Page images
PDF
EPUB

CHAPITRE IV

RÉFLEXIONS SUR L'HISTOIRE CONTEMPORAINE.

Bien qu'on ait parlé des temps qui précèdent la révolution de 1789, si l'on veut suivre les fastes humains, il faut s'étendre sur cette période relativement récente; et, après avoir montré ce qui a fait naître ce bouleversement si critique, indiquer les erreurs qui ont influé sur cette période, essayer de voir jusqu'à quel point la vraie philosophie a été repoussée et enfin regarder si les résultats s'accordent avec la grande mission que l'homme doit remplir ici-bas.

Cette partie de l'histoire moderne est plus que fautive pour les esprits d'élite. Il semble qu'on n'ait pas compris les larges réformes qu'il y avait à faire et qu'on n'ait pas poussé les dépositaires de la loi ou de la morale à les accomplir. On a, au contraire, sous la régence et le règne de Louis XV, laissé à un grand nombre de membres de la noblesse et du clergé une existence qui ne pouvait mener à aucun résultat fructueux et qui excita particulièrement la bourgeoisie, d'habitudes calmes, douces et intelligentes. Ces bourgeois, profitant de l'instruction

que le clergé leur avait donnée, sentirent vite le besoin de sortir de leur position, se plaignirent promptement de leurs supérieurs et démontrèrent à tous, mais bien souvent de travers, des erreurs commises. De leur côté, le clergé et la noblesse, tout en voulant être utiles à leurs concitoyens, ont trop prêté, par leurs écarts et leur manque d'énergie, aux cris et même aux calomnies; ils en ont subi les conséquences. Ils n'ont pas su conserver la discipline. Ne la pratiquant plus, ils n'ont pu l'imposer. Au lieu de demander des lois pour les seconder, ils ont laissé l'immoralité matérielle se transmettre dans les masses par l'université désorganisée, par l'impression de livres qui n'auraient jamais dû paraître. Dans le clergé comme dans la noblesse, les petites et coupables querelles de jalousie d'une famille à l'autre, d'une idée divergente à la religion, des idées entre elles, ont fait que bien des esprits secondaires ont essayé de démontrer leur intelligence en démolissant ces notions qu'avant tout ils devaient respecter.
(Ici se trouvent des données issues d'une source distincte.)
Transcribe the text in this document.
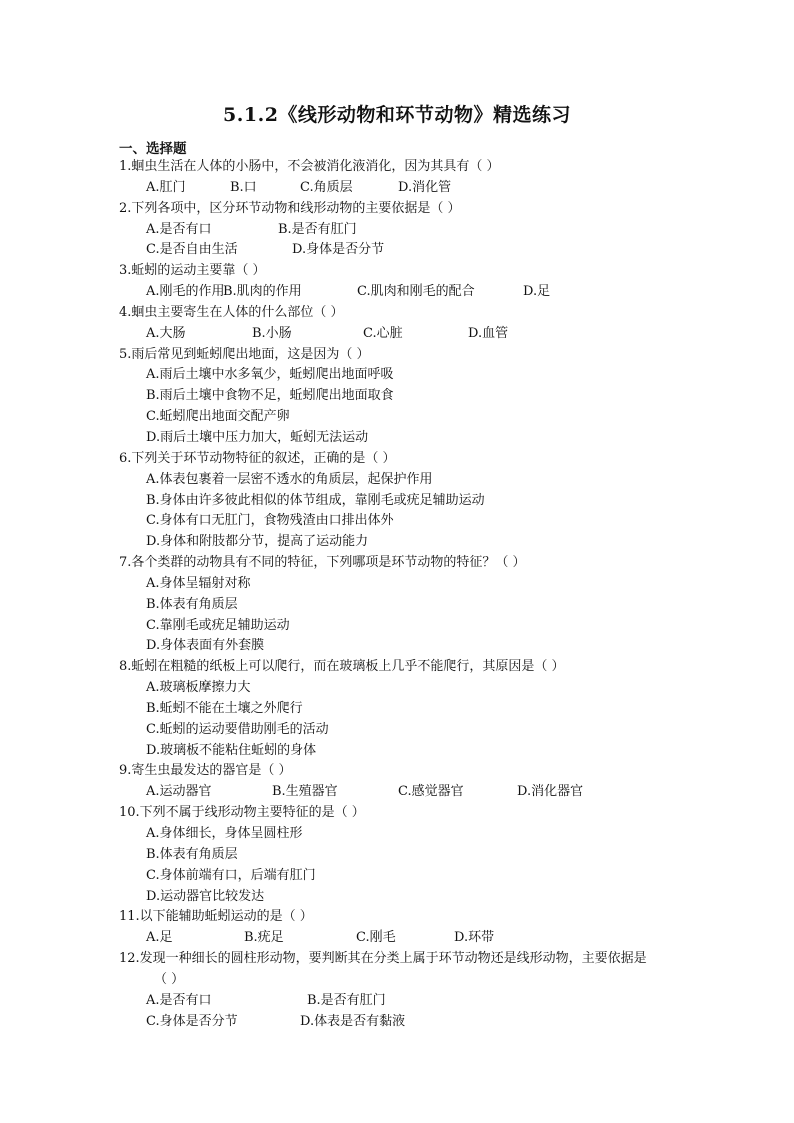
5.1.2《线形动物和环节动物》精选练习
一、选择题
1.蛔虫生活在人体的小肠中，不会被消化液消化，因为其具有（ ）
A.肛门	B.口	C.角质层	D.消化管
2.下列各项中，区分环节动物和线形动物的主要依据是（ ）
A.是否有口	B.是否有肛门
C.是否自由生活	D.身体是否分节
3.蚯蚓的运动主要靠（ ）
A.刚毛的作用
B.肌肉的作用	C.肌肉和刚毛的配合	D.足
4.蛔虫主要寄生在人体的什么部位（ ）
A.大肠	B.小肠	C.心脏	D.血管
5.雨后常见到蚯蚓爬出地面，这是因为（ ）
A.雨后土壤中水多氧少，蚯蚓爬出地面呼吸
B.雨后土壤中食物不足，蚯蚓爬出地面取食
C.蚯蚓爬出地面交配产卵
D.雨后土壤中压力加大，蚯蚓无法运动
6.下列关于环节动物特征的叙述，正确的是（ ）
A.体表包裹着一层密不透水的角质层，起保护作用
B.身体由许多彼此相似的体节组成，靠刚毛或疣足辅助运动
C.身体有口无肛门，食物残渣由口排出体外
D.身体和附肢都分节，提高了运动能力
7.各个类群的动物具有不同的特征，下列哪项是环节动物的特征？（ ）
A.身体呈辐射对称
B.体表有角质层
C.靠刚毛或疣足辅助运动
D.身体表面有外套膜
8.蚯蚓在粗糙的纸板上可以爬行，而在玻璃板上几乎不能爬行，其原因是（ ）
A.玻璃板摩擦力大
B.蚯蚓不能在土壤之外爬行
C.蚯蚓的运动要借助刚毛的活动
D.玻璃板不能粘住蚯蚓的身体
9.寄生虫最发达的器官是（ ）
A.运动器官	B.生殖器官	C.感觉器官	D.消化器官
10.下列不属于线形动物主要特征的是（ ）
A.身体细长，身体呈圆柱形
B.体表有角质层
C.身体前端有口，后端有肛门
D.运动器官比较发达
11.以下能辅助蚯蚓运动的是（ ）
A.足	B.疣足	C.刚毛	D.环带
12.发现一种细长的圆柱形动物，要判断其在分类上属于环节动物还是线形动物，主要依据是
（ ）
A.是否有口	B.是否有肛门
C.身体是否分节	D.体表是否有黏液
Clergé et noblesse, dans la monarchie, avant 1789, étaient habitués à un luxe trop grand qui nécessitait d'affreux emprunts. Ils avaient trop de part dans l'obtention des bénéfices, dans des charges absolument inutiles ou dans des pensions non méritées. Le Tiers État était impatient de payer les impôts nécessaires à ces largesses auxquelles il ne pouvait participer; la valeur générale était usée, et personne ne se sentait disposé à aider certains ministres dans les quelques actes justes et utiles qu'ils songeaient à

accomplir. La décadence commença. La jalousie de la troisième classe contre les deux premières était telle, qu'au lieu de composer, cette classe songea surtout à nuire; et le clergé comme la noblesse, trop enracinés par la soif de matérialité, se refusèrent, sans raisons sérieuses, à toute composition. La folie amenée par la philosophie insensée, la littérature de l'immoralité devenue générale, et l'administration mauvaise, prédisposèrent les classes à s'entre-déchirer. Au dernier moment, le clergé et la noblesse s'aperçurent de la position terrible dans laquelle ils étaient; et, sans aucune raison, dans la séance du 4 août, ils jetèrent tous leurs privilèges au pied du Tiers État, lorsqu'ils auraient pu ne lui accorder que le nécessaire, sans se démunir de ce qui leur était utile. Les Anglais ont jadis mieux compris une position semblable... Ils ont obtenu une cohésion nationale et patriotique en autorisant, lorsque certains des membres du Tiers État se distinguaient, à ce qu'ils fassent partie de la noblesse. La joie d'une pareille mesure, venue à temps, eût fait des Français une nation marchant vers les événements d'un pas égal; c'était mettre la moralité au premier plan, au lieu de la laisser tomber, c'était éviter l'arrivée du dévergondage qui a produit 89 et 93.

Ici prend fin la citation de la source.